Religion und Psychoanalyse

Autor*in:Josef Rattner & Gerhard Danzer
Verlag:Königshausen & Neumann, Würzburg 2009, 160 Seiten
Rezensent*in:Gerda Siebenhüner
Datum:19.04.2012

Im vorliegenden Buch wird die Geschichte der analytischen Religionspsychologie nachgezeichnet. Überlegungen von Philosophen wie Ludwig Feuerbach, Friedrich Nietzsche, Karl Marx sind ebenso aufklärend wie die Erkenntnisse von Tiefenpsychologen wie Sigmund Freud, Alfred Adler, C. G. Jung und Neo-Analytikern. Mich hat das Buch angesprochen, weil die Essays den denkenden Menschen tatsächlich dazu aufrufen, „eine gewaltige Revolution in seinem inneren und äußeren Leben“ einzuleiten, damit er zu einer mitmenschlichen und verantwortungsvollen Existenz im Hier und Jetzt findet.

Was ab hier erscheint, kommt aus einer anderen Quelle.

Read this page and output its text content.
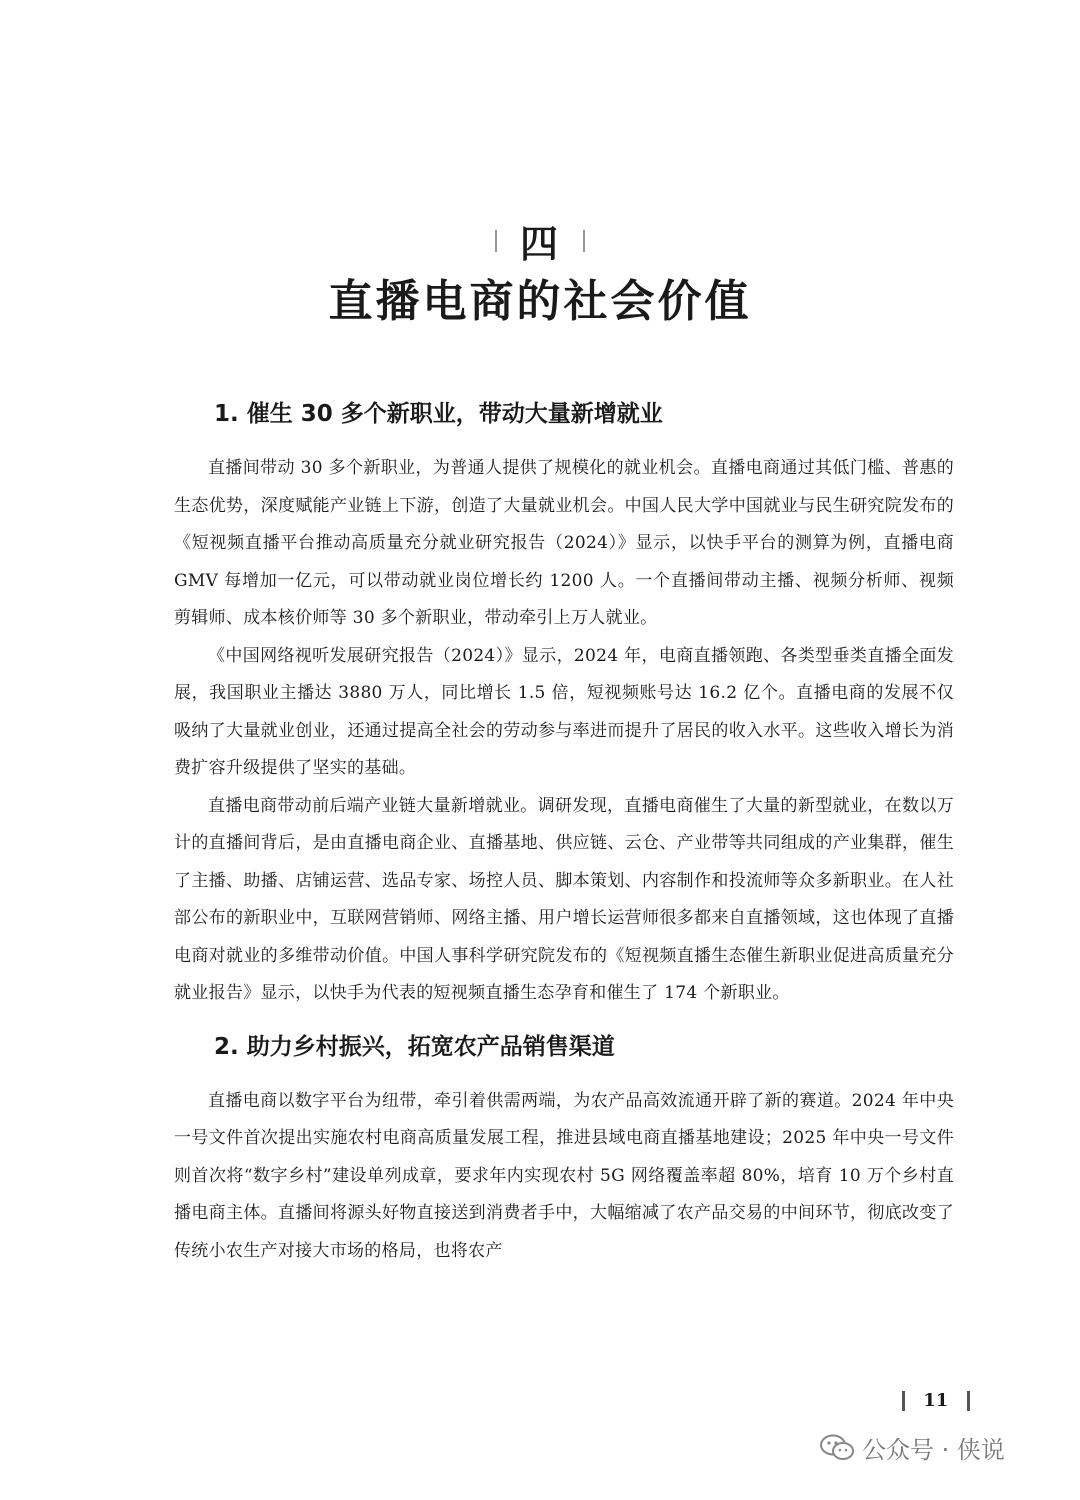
四
直播电商的社会价值
1. 催生 30 多个新职业，带动大量新增就业

直播间带动 30 多个新职业，为普通人提供了规模化的就业机会。直播电商通过其低门槛、普惠的生态优势，深度赋能产业链上下游，创造了大量就业机会。中国人民大学中国就业与民生研究院发布的《短视频直播平台推动高质量充分就业研究报告（2024）》显示，以快手平台的测算为例，直播电商 GMV 每增加一亿元，可以带动就业岗位增长约 1200 人。一个直播间带动主播、视频分析师、视频剪辑师、成本核价师等 30 多个新职业，带动牵引上万人就业。

《中国网络视听发展研究报告（2024）》显示，2024 年，电商直播领跑、各类型垂类直播全面发展，我国职业主播达 3880 万人，同比增长 1.5 倍，短视频账号达 16.2 亿个。直播电商的发展不仅吸纳了大量就业创业，还通过提高全社会的劳动参与率进而提升了居民的收入水平。这些收入增长为消费扩容升级提供了坚实的基础。

直播电商带动前后端产业链大量新增就业。调研发现，直播电商催生了大量的新型就业，在数以万计的直播间背后，是由直播电商企业、直播基地、供应链、云仓、产业带等共同组成的产业集群，催生了主播、助播、店铺运营、选品专家、场控人员、脚本策划、内容制作和投流师等众多新职业。在人社部公布的新职业中，互联网营销师、网络主播、用户增长运营师很多都来自直播领域，这也体现了直播电商对就业的多维带动价值。中国人事科学研究院发布的《短视频直播生态催生新职业促进高质量充分就业报告》显示，以快手为代表的短视频直播生态孕育和催生了 174 个新职业。

2. 助力乡村振兴，拓宽农产品销售渠道

直播电商以数字平台为纽带，牵引着供需两端，为农产品高效流通开辟了新的赛道。2024 年中央一号文件首次提出实施农村电商高质量发展工程，推进县域电商直播基地建设；2025 年中央一号文件则首次将“数字乡村”建设单列成章，要求年内实现农村 5G 网络覆盖率超 80%，培育 10 万个乡村直播电商主体。直播间将源头好物直接送到消费者手中，大幅缩减了农产品交易的中间环节，彻底改变了传统小农生产对接大市场的格局，也将农产

11
公众号 · 侠说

In Unwissenheit hat sich die Menschheit in ihrer Frühzeit mit der „Gottesidee ein Vollkommenheitsideal“ (Alfred Adler) geschaffen und damit einen gewaltigen Kulturfortschritt erzielt. Aber die Griechen des Altertums haben angefangen, wissenschaftlich zu denken und so einen kulturellen Prozess eingeleitet, der die Religion in der modernen Zeit als eine überholte Weltanschauung erscheinen lässt.

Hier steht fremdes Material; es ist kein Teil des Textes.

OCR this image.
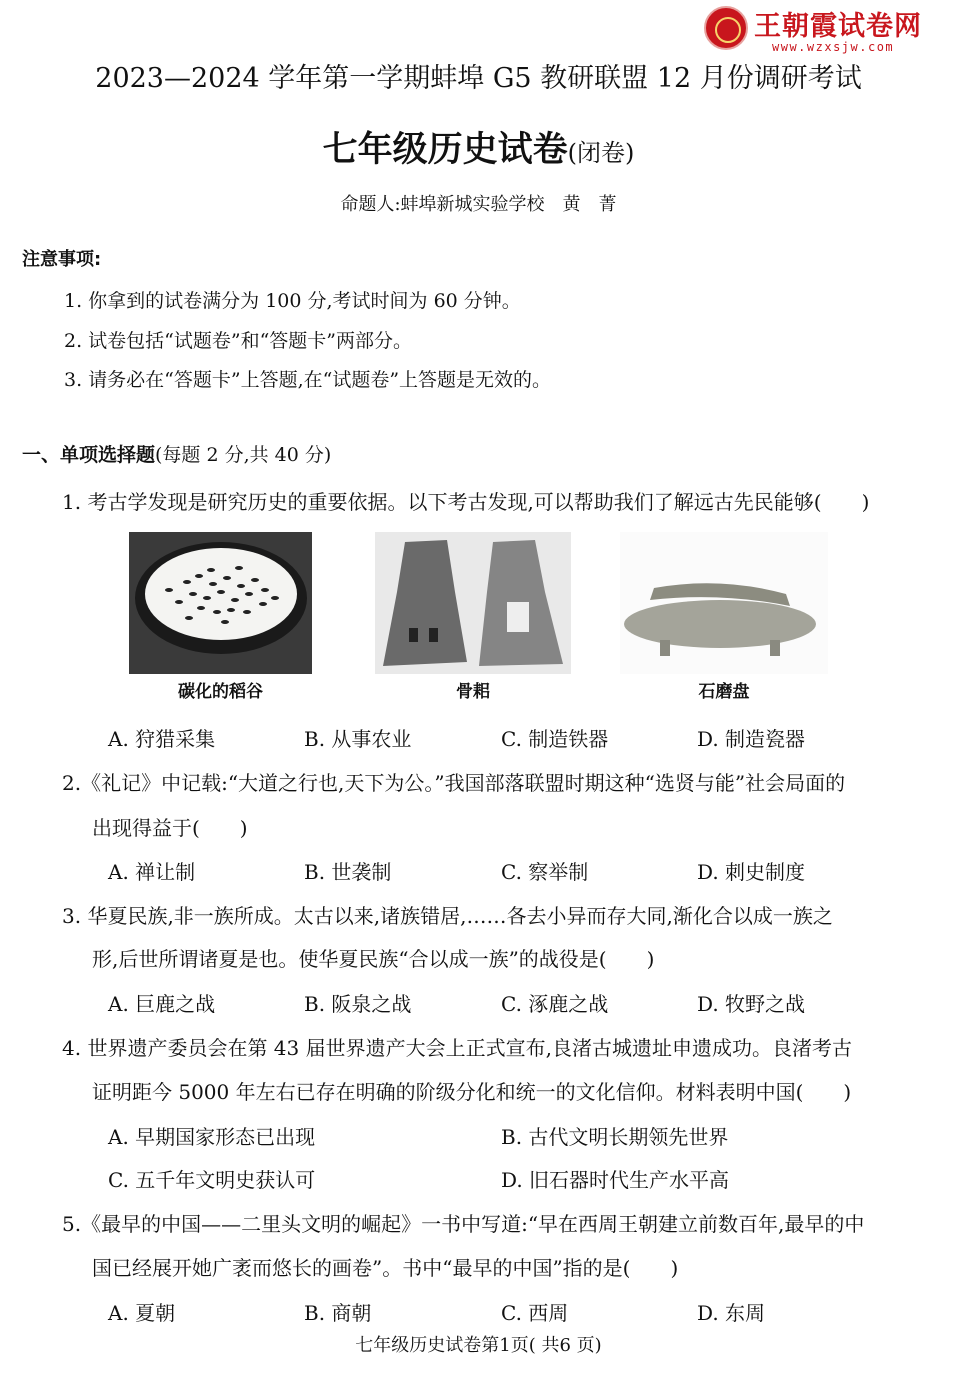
王朝霞试卷网
www.wzxsjw.com
2023—2024 学年第一学期蚌埠 G5 教研联盟 12 月份调研考试
七年级历史试卷(闭卷)
命题人:蚌埠新城实验学校　黄　菁
注意事项:
1. 你拿到的试卷满分为 100 分,考试时间为 60 分钟。
2. 试卷包括“试题卷”和“答题卡”两部分。
3. 请务必在“答题卡”上答题,在“试题卷”上答题是无效的。
一、单项选择题(每题 2 分,共 40 分)
1. 考古学发现是研究历史的重要依据。以下考古发现,可以帮助我们了解远古先民能够(　　)
碳化的稻谷	骨耜	石磨盘
A. 狩猎采集	B. 从事农业	C. 制造铁器	D. 制造瓷器
2.《礼记》中记载:“大道之行也,天下为公。”我国部落联盟时期这种“选贤与能”社会局面的
出现得益于(　　)
A. 禅让制	B. 世袭制	C. 察举制	D. 刺史制度
3. 华夏民族,非一族所成。太古以来,诸族错居,……各去小异而存大同,渐化合以成一族之
形,后世所谓诸夏是也。使华夏民族“合以成一族”的战役是(　　)
A. 巨鹿之战	B. 阪泉之战	C. 涿鹿之战	D. 牧野之战
4. 世界遗产委员会在第 43 届世界遗产大会上正式宣布,良渚古城遗址申遗成功。良渚考古
证明距今 5000 年左右已存在明确的阶级分化和统一的文化信仰。材料表明中国(　　)
A. 早期国家形态已出现	B. 古代文明长期领先世界
C. 五千年文明史获认可	D. 旧石器时代生产水平高
5.《最早的中国——二里头文明的崛起》一书中写道:“早在西周王朝建立前数百年,最早的中
国已经展开她广袤而悠长的画卷”。书中“最早的中国”指的是(　　)
A. 夏朝	B. 商朝	C. 西周	D. 东周
七年级历史试卷第1页( 共6 页)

Auf Gott wurden menschliche Bedürfnisse und Wünsche projiziert – Ludwig Feuerbach. Die Religion vertröstete den sich selbst durch Ausbeutung und Unterdrückung entfremdeten Menschen auf ein himmlisches Leben im Jenseits – Karl Marx. Auf den fragwürdigen Werten von Askese, Gehorsam und Armut basiert die religiöse Weltanschauung, bei der Tugenden zu Lastern entartet sind – Friedrich Nietzsche. Die Religion ist eine „kollektive Zwangsneurose“ und eine „Illusion“ infantil gehaltener und gebliebener Menschen – Sigmund Freud. Der neurotische Weltflüchtling schafft sich eine Privatreligion, in der er in einem pervertierten Gottähnlichkeitswahn ohne Beitragsleistung zu Macht und Geltung kommen will – Alfred Adler.

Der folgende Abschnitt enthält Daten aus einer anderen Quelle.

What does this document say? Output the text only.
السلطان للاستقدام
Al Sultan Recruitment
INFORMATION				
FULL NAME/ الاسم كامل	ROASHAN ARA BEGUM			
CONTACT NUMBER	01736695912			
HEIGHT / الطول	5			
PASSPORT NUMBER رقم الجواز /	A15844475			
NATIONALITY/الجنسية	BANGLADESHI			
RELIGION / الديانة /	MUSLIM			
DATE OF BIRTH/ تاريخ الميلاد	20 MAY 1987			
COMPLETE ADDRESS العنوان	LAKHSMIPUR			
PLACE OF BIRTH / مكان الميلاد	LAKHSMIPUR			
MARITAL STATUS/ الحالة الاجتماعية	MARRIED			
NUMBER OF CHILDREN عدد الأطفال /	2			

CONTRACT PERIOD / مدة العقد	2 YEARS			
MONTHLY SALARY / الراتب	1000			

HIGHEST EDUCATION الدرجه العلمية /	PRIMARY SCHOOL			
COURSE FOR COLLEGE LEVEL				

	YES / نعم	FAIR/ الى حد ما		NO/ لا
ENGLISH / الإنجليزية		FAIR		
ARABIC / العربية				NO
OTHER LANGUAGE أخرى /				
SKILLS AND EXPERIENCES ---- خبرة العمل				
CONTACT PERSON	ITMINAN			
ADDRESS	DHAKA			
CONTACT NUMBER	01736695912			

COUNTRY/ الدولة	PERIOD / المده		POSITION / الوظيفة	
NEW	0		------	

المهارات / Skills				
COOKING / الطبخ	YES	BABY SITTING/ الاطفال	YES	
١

Als angemessene Forschungsmethode für die Untersuchung des religiösen Lebens und Erlebens wird von den Autoren die Hermeneutik dargestellt. Die Problematik des atheistisch, religiös, ideologisch gebundenen Forschers wird diskutiert. Im Epilog wird der Leser zu einem „Gespräch über Religion“ eingeladen. Er schließt mit dem Appell: „Aus seiner Gottesliebe soll Menschenliebe, aus seinem Beten ein Arbeiten für die Kultur, aus Theologie selbständiges Philosophieren, aus dem Hoffen auf überirdische Hilfe eigener Einsatz und aus dem Verlangen nach Erlösung konkrete und humanistische Politik werden.“ (S. 170)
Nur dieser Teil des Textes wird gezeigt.